Renji hummed, unconvinced, and scribbled something in his notebook.

Later that afternoon, Detective Sato saw him pin another pickpocket with uncanny speed. "You've been sharper lately," he remarked. "Almost like you're reading moves before they happen."

Seigi forced the same answer. "Guess I'm in the zone."

But Sato's sharp eyes narrowed, filing the detail away. Seigi knew that look. Sato didn't believe him.

---

That night, Seigi returned to the docks.

The damage from the fight remained. Steel dented like clay. Concrete cracked into spiderwebs. Blood stains scrubbed at but not erased. The place felt like an empty arena, holding its breath.

Seigi stood in the silence, heart pounding. The sea slapped gently against the pylons, gulls crying overhead. Wind tugged at his coat like invisible hands.

He raised his fists. Breathed deep. Tried to will it.

"Come on," he whispered. "Show me again."

He moved through punches, kicks, blocks—his body fluid, precise. Sweat poured down his temple. Each strike echoed against the containers like a drumbeat.

The night air grew electric.

And then—just for a second—the world tilted.
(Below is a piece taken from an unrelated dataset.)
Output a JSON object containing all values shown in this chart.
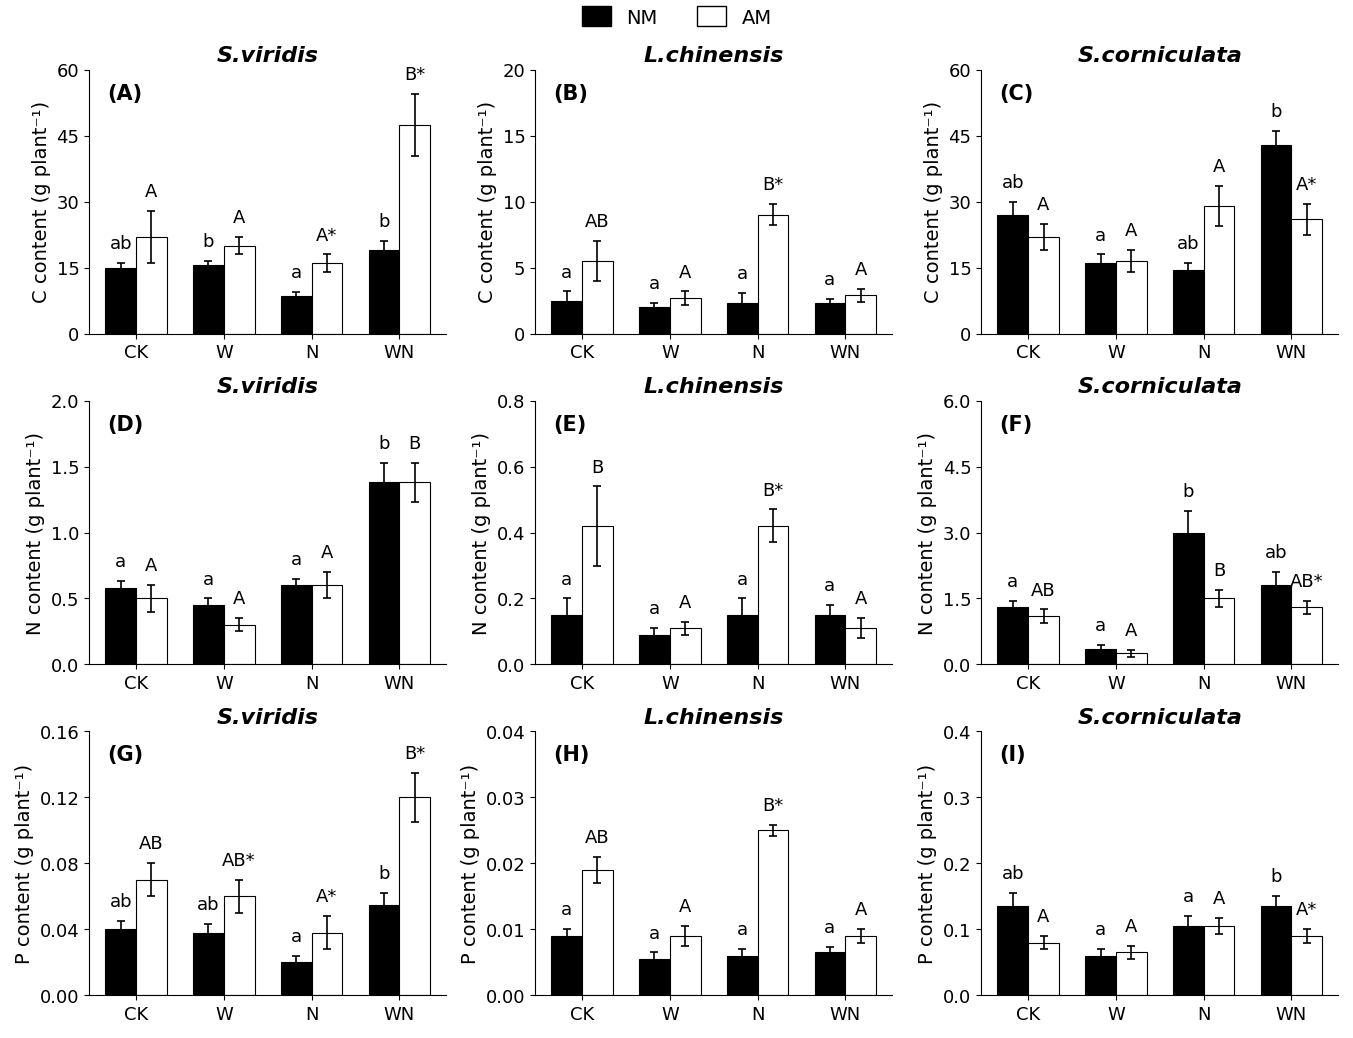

His fist trailed light, a shimmer like heat haze. His knuckles struck the steel container, and instead of pain, he felt resistance bend—as if reality itself absorbed the blow before giving way.

The dent was deeper than it should've been.

He staggered back, chest heaving, eyes wide. "I… did it?"

The shimmer vanished. The world snapped back to normal. His hand throbbed with dull ache, reminding him that he was still human.

But his pulse roared with fire.

He had touched it. The thread. The impossible.

He thought of his grandmother's stories—the war between heroes and villains, the unseen battles that shaped the world. He thought of Sato's warning: be careful what truth you decide is worth your life.

And then he thought of Wraith, vanishing into the shadows like a man made of smoke.

Still… if he could touch it once, he could do it again.

And when he did, he wouldn't just be chasing shadows.

He'd be pulling them into the light.